Fat Is Calorie-Dense in a Way That Adds Up Faster Than People Track
At 9 calories per gram - more than double carbohydrates or protein - fat has a compounding effect on total intake that’s easy to underestimate. A generous pour of olive oil, a handful of almonds, half an avocado, some cheese on eggs: each of these is a reasonable food choice. Together before noon they can represent 600–700 calories, and none of them feel like overeating because none of them are junk food.
This is where the “fat is satiating” argument breaks down in practice. Fat does slow gastric emptying and blunt hunger - but that effect isn’t strong enough to fully compensate for its caloric density when people eat it freely. Studies on ad libitum eating generally show that low-fat, high-protein diets produce comparable or better satiety per calorie than high-fat diets.

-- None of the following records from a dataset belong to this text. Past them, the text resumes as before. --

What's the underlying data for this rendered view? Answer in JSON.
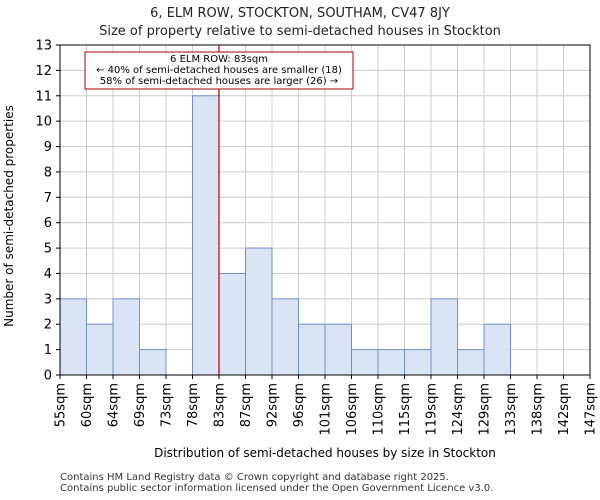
{
  "title_line1": "6, ELM ROW, STOCKTON, SOUTHAM, CV47 8JY",
  "title_line2": "Size of property relative to semi-detached houses in Stockton",
  "footer_line1": "Contains HM Land Registry data © Crown copyright and database right 2025.",
  "footer_line2": "Contains public sector information licensed under the Open Government Licence v3.0.",
  "colors": {
    "bar_fill": "#dae4f4",
    "bar_stroke": "#6f90c9",
    "marker": "#aa0000",
    "grid": "#cccccc"
  },
  "chart_data": {
    "type": "bar",
    "title": "6, ELM ROW, STOCKTON, SOUTHAM, CV47 8JY",
    "subtitle": "Size of property relative to semi-detached houses in Stockton",
    "xlabel": "Distribution of semi-detached houses by size in Stockton",
    "ylabel": "Number of semi-detached properties",
    "bin_edges": [
      55,
      60,
      64,
      69,
      73,
      78,
      83,
      87,
      92,
      96,
      101,
      106,
      110,
      115,
      119,
      124,
      129,
      133,
      138,
      142,
      147
    ],
    "tick_labels": [
      "55sqm",
      "60sqm",
      "64sqm",
      "69sqm",
      "73sqm",
      "78sqm",
      "83sqm",
      "87sqm",
      "92sqm",
      "96sqm",
      "101sqm",
      "106sqm",
      "110sqm",
      "115sqm",
      "119sqm",
      "124sqm",
      "129sqm",
      "133sqm",
      "138sqm",
      "142sqm",
      "147sqm"
    ],
    "values": [
      3,
      2,
      3,
      1,
      0,
      11,
      4,
      5,
      3,
      2,
      2,
      1,
      1,
      1,
      3,
      1,
      2,
      0,
      0,
      0
    ],
    "ylim": [
      0,
      13
    ],
    "yticks": [
      0,
      1,
      2,
      3,
      4,
      5,
      6,
      7,
      8,
      9,
      10,
      11,
      12,
      13
    ],
    "grid": true,
    "property_marker": {
      "value": 83,
      "units": "sqm"
    },
    "annotation": {
      "line1": "6 ELM ROW: 83sqm",
      "line2": "← 40% of semi-detached houses are smaller (18)",
      "line3": "58% of semi-detached houses are larger (26) →"
    }
  }
}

The Thing Low-Fat Eating Got Right
Volume. Carbohydrates and protein both carry roughly 4 calories per gram, which means a diet built around them lets you eat more food for the same caloric total. That’s not nothing. People who sustain lower body weights over time tend to eat diets with higher food volume relative to calories - not because carbs are magical, but because sheer mass and fibre create fullness that fat can’t replicate gram-for-gram.
The low-fat movement failed because it replaced fat with refined carbohydrates and sugar. That was the actual problem - not the reduced fat itself.
What a Rational Fat Intake Actually Looks Like
Fat should be present and varied: olive oil, fatty fish, nuts, eggs, some animal fat depending on your broader diet. These foods carry genuine nutritional value - fat-soluble vitamins, essential fatty acids, flavour that makes adherence possible.
But treating fat as the macro you don’t need to track because it’s “clean” is a miscalculation. If you’re eating above maintenance and not seeing the body composition results you expect, fat intake is the first place to look - not because it’s uniquely fattening, but because it’s uniquely easy to eat a lot of without noticing.